SPF Hard Fail still getting to mailbox

3
votes

We had some problems with spoofing, so we had to add all the security checks on the DNS, one of them was the SPF records, first we just added it as a softFail

"~all" and the emails were going to the Spam folder, thats good, on the email headers you can see the SPF did not pass and it gets classified as a softfail.

Received-SPF: softfail

We changed it to a Hard Fail using "-all"

I'm not sure if I'm just getting it wrong, but this is suppose to make it reject the email right? so the user shouldn't even get it correct?, we are still getting it, but now it says

Received-SPF: fail (google.com: domain of [email protected] does not designate xx.xx.xxx.xxx as permitted sender) client-ip=xx.xx.xxx.xxx; Authentication-Results: mx.google.com; spf=hardfail (google.com: domain of [email protected] does not designate xx.xx.xxx.zzz as permitted sender)

Meaning it is a hard fail but I'm still getting it, is that correct?, shouldn't it be completely rejected?

1
spf
DMARC, the setter of policy, is sort of confusing but I found this Return Path article that I think does a good job of explaining it and it's relationship to other records such as SPF. blog.returnpath.com/how-to-explain-dmarc-in-plain-englishNeil Anuskiewicz

1 Answers

1
votes

The SPF is telling the receiving MTA that the check is a fail.

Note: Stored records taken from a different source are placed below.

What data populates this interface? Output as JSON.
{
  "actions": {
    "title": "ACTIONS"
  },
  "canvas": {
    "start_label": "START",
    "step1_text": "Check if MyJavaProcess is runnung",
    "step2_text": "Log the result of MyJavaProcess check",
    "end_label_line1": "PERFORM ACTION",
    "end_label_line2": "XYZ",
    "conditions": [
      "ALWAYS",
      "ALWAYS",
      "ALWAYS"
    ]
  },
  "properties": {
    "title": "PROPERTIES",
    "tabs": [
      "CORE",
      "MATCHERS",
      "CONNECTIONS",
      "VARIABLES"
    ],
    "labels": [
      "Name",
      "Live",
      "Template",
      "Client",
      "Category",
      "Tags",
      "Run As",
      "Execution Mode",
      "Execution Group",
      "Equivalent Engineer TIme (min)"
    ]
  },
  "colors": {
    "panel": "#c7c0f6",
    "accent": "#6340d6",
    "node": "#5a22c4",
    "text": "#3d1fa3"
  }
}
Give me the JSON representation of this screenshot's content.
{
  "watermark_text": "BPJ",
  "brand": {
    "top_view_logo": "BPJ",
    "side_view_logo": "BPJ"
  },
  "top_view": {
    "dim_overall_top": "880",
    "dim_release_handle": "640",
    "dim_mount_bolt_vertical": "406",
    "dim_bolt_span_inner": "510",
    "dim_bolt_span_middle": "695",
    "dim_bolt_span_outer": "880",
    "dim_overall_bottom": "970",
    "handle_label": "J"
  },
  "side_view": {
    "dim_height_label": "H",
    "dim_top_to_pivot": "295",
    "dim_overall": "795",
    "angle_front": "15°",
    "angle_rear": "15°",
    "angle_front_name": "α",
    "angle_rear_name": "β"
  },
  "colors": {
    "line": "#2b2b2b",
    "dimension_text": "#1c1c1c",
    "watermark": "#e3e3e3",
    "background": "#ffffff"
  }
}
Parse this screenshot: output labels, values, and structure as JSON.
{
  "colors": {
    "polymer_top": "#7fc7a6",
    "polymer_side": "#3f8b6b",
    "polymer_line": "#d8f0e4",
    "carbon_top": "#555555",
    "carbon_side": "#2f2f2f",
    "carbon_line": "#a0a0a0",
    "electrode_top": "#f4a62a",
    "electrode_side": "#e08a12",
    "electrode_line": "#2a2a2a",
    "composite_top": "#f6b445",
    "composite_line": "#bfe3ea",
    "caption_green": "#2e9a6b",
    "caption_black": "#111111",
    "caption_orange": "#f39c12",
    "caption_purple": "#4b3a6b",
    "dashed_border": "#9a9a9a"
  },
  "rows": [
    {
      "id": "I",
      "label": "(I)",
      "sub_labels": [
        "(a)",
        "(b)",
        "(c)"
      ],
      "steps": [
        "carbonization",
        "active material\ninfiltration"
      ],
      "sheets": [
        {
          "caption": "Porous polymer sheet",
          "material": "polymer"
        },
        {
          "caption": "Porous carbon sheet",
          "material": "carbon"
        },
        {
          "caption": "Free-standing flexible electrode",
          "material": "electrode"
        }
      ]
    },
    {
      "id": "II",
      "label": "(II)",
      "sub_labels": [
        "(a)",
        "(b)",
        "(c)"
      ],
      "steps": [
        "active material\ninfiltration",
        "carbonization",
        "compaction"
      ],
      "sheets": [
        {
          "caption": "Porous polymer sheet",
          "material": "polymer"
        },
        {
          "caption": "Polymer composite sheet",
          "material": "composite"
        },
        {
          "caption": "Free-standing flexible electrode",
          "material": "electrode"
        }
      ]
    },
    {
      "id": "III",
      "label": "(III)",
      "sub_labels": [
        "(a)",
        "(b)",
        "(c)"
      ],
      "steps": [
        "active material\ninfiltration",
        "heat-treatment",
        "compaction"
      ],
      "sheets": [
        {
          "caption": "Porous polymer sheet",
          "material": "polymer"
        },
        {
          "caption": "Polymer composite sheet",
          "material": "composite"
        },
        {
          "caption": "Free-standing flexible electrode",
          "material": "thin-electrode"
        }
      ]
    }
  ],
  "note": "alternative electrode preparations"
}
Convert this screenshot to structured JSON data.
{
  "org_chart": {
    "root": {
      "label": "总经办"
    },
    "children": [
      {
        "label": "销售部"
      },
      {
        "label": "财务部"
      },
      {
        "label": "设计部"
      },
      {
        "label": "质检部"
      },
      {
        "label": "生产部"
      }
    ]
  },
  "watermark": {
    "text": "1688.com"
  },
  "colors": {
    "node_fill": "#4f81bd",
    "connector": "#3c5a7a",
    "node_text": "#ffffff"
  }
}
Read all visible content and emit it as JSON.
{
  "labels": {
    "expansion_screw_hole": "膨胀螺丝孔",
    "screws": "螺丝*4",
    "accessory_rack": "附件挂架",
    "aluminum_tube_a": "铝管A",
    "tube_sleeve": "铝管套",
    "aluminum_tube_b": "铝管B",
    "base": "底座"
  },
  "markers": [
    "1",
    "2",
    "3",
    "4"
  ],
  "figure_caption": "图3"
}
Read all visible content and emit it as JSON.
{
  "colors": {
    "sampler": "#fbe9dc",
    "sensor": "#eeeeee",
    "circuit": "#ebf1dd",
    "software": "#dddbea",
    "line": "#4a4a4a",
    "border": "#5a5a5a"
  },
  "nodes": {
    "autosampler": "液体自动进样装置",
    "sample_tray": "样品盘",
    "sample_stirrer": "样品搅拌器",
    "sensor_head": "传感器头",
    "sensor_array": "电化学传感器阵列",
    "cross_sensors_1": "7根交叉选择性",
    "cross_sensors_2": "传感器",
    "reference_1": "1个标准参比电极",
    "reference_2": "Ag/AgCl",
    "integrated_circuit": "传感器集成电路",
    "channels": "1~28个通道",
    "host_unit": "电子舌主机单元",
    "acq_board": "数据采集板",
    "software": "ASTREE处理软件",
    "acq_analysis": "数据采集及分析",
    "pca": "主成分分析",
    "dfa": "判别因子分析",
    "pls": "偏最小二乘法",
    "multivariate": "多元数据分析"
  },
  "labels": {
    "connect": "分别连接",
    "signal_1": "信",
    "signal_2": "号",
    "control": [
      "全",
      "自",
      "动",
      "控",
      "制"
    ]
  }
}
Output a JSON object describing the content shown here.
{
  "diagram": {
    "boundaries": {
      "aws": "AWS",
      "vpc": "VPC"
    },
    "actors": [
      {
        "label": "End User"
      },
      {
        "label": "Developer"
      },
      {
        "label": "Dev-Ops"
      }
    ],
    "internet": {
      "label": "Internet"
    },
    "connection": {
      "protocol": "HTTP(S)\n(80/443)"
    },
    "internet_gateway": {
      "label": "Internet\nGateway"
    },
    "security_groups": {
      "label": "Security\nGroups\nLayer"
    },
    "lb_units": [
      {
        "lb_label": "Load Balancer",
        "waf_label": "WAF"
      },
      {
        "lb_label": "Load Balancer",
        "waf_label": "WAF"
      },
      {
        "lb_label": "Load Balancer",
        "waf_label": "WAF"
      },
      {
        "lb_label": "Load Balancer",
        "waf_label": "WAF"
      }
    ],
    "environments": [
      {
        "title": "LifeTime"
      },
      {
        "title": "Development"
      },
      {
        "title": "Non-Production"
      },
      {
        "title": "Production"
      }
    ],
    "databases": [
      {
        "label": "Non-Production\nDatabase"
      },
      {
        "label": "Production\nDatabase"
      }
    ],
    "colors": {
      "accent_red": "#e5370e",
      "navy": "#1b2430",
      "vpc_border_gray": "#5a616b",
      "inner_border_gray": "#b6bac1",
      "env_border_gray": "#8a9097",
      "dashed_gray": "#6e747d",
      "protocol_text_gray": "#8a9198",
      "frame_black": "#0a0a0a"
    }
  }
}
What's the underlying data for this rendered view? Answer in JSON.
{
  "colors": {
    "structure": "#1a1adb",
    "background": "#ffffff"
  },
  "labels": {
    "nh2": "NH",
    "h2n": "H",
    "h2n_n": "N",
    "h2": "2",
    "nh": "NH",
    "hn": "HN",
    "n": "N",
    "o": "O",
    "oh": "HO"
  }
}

However, it is up to the receiving MTA what it does next. Quite possibly, the receiving MTA in this case is not configured to reject emails with a hard fail on the SPF check. I have seen several mail systems deliberately configured to treat both soft and hard SPF fails as a warning, and to tag them and deliver to the spam folder.

If you have DMARC as well, then that may be configured to recommend a behaviour, but again it is up to the receiving MTA if it acts on it.